George Berkeley Quotes

All those who write either explicitly or by insinuation against the dignity, freedom, and immortality of the human soul, may so far forth be justly said to unhinge the principles of morality, and destroy the means of making men reasonably virtuous.

A mind at liberty to reflect on its own observations, if it produce nothing useful to the world, seldom fails of entertainment to itself.

Others indeed may talk, and write, and fight about liberty, and make an outward pretence to it; but the free-thinker alone is truly free.

The most ingenious men are now agreed, that [universities] are only nurseries of prejudice, corruption, barbarism, and pedantry.

Of all men living [priests] are our greatest enemies. If it were possible, they would extinguish the very light of nature, turn the world into a dungeon, and keep mankind for ever in chains and darkness.

It is a mistake, to think the same thing affects both sight and touch. If the same angle or square, which is the object of touch, be also the object of vision, what should hinder the blind man, at first sight, from knowing it?

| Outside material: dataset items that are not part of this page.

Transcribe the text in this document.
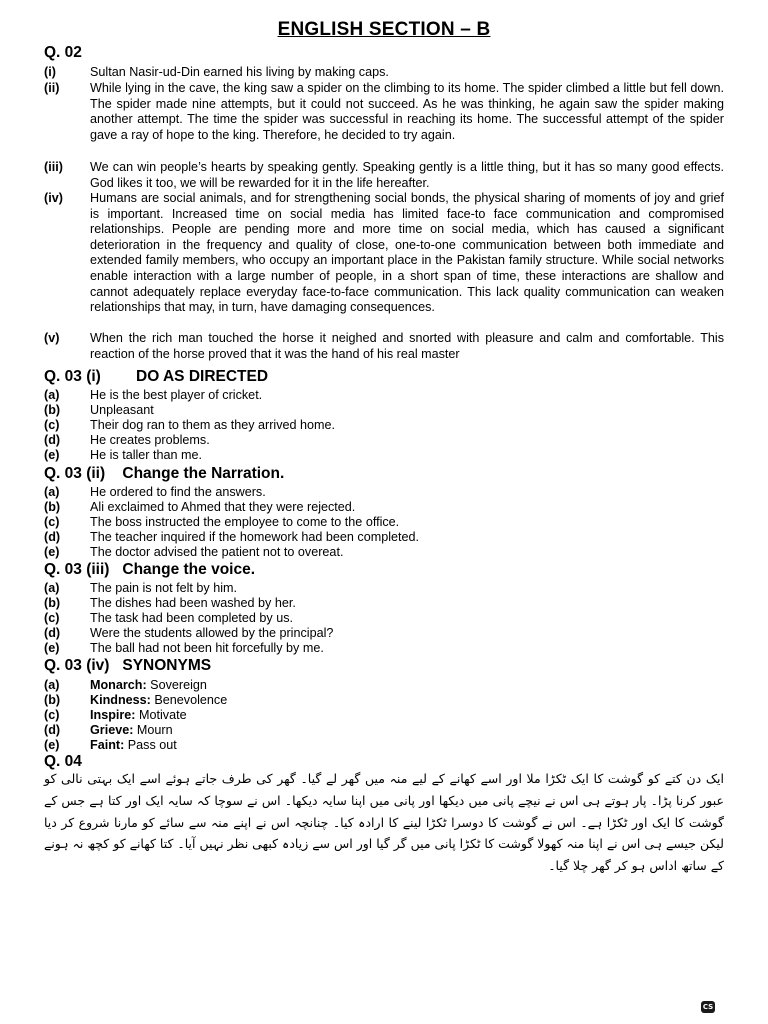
ENGLISH SECTION – B
Q. 02
(i)	Sultan Nasir-ud-Din earned his living by making caps.
(ii) While lying in the cave, the king saw a spider on the climbing to its home. The spider climbed a little but fell down. The spider made nine attempts, but it could not succeed. As he was thinking, he again saw the spider making another attempt. The time the spider was successful in reaching its home. The successful attempt of the spider gave a ray of hope to the king. Therefore, he decided to try again.
(iii) We can win people’s hearts by speaking gently. Speaking gently is a little thing, but it has so many good effects. God likes it too, we will be rewarded for it in the life hereafter.
(iv) Humans are social animals, and for strengthening social bonds, the physical sharing of moments of joy and grief is important. Increased time on social media has limited face-to face communication and compromised relationships. People are pending more and more time on social media, which has caused a significant deterioration in the frequency and quality of close, one-to-one communication between both immediate and extended family members, who occupy an important place in the Pakistan family structure. While social networks enable interaction with a large number of people, in a short span of time, these interactions are shallow and cannot adequately replace everyday face-to-face communication. This lack quality communication can weaken relationships that may, in turn, have damaging consequences.
(v) When the rich man touched the horse it neighed and snorted with pleasure and calm and comfortable. This reaction of the horse proved that it was the hand of his real master
Q. 03 (i) DO AS DIRECTED
(a) He is the best player of cricket.
(b) Unpleasant
(c) Their dog ran to them as they arrived home.
(d) He creates problems.
(e) He is taller than me.
Q. 03 (ii)    Change the Narration.
(a) He ordered to find the answers.
(b) Ali exclaimed to Ahmed that they were rejected.
(c) The boss instructed the employee to come to the office.
(d) The teacher inquired if the homework had been completed.
(e) The doctor advised the patient not to overeat.
Q. 03 (iii)   Change the voice.
(a) The pain is not felt by him.
(b) The dishes had been washed by her.
(c) The task had been completed by us.
(d) Were the students allowed by the principal?
(e) The ball had not been hit forcefully by me.
Q. 03 (iv)   SYNONYMS
(a) Monarch: Sovereign
(b) Kindness: Benevolence
(c) Inspire: Motivate
(d) Grieve: Mourn
(e) Faint: Pass out
Q. 04
ایک دن کتے کو گوشت کا ایک ٹکڑا ملا اور اسے کھانے کے لیے منہ میں گھر لے گیا۔ گھر کی طرف جاتے ہوئے اسے ایک بہتی نالی کو عبور کرنا پڑا۔ پار ہوتے ہی اس نے نیچے پانی میں دیکھا اور پانی میں اپنا سایہ دیکھا۔ اس نے سوچا کہ سایہ ایک اور کتا ہے جس کے گوشت کا ایک اور ٹکڑا ہے۔ اس نے گوشت کا دوسرا ٹکڑا لینے کا ارادہ کیا۔ چنانچہ اس نے اپنے منہ سے سائے کو مارنا شروع کر دیا لیکن جیسے ہی اس نے اپنا منہ کھولا گوشت کا ٹکڑا پانی میں گر گیا اور اس سے زیادہ کبھی نظر نہیں آیا۔ کتا کھانے کو کچھ نہ ہونے کے ساتھ اداس ہو کر گھر چلا گیا۔
CS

There being in the make of an English mind a certain gloom and eagerness, which carries to the sad extreme; religion to fanaticism; free-thinking to atheism; liberty to rebellion.

If we admit a thing so extraordinary as the creation of this world, it should seem that we admit something strange, and odd, and new to human apprehension, beyond any other miracle whatsoever.

To be is to be perceived [Esse est percipi].

All that stock of arguments [the skeptics] produce to depreciate our faculties, and make mankind appear ignorant and low, are drawn principally from this head, to wit, that we are under an invincible blindness as to the true and real nature of things.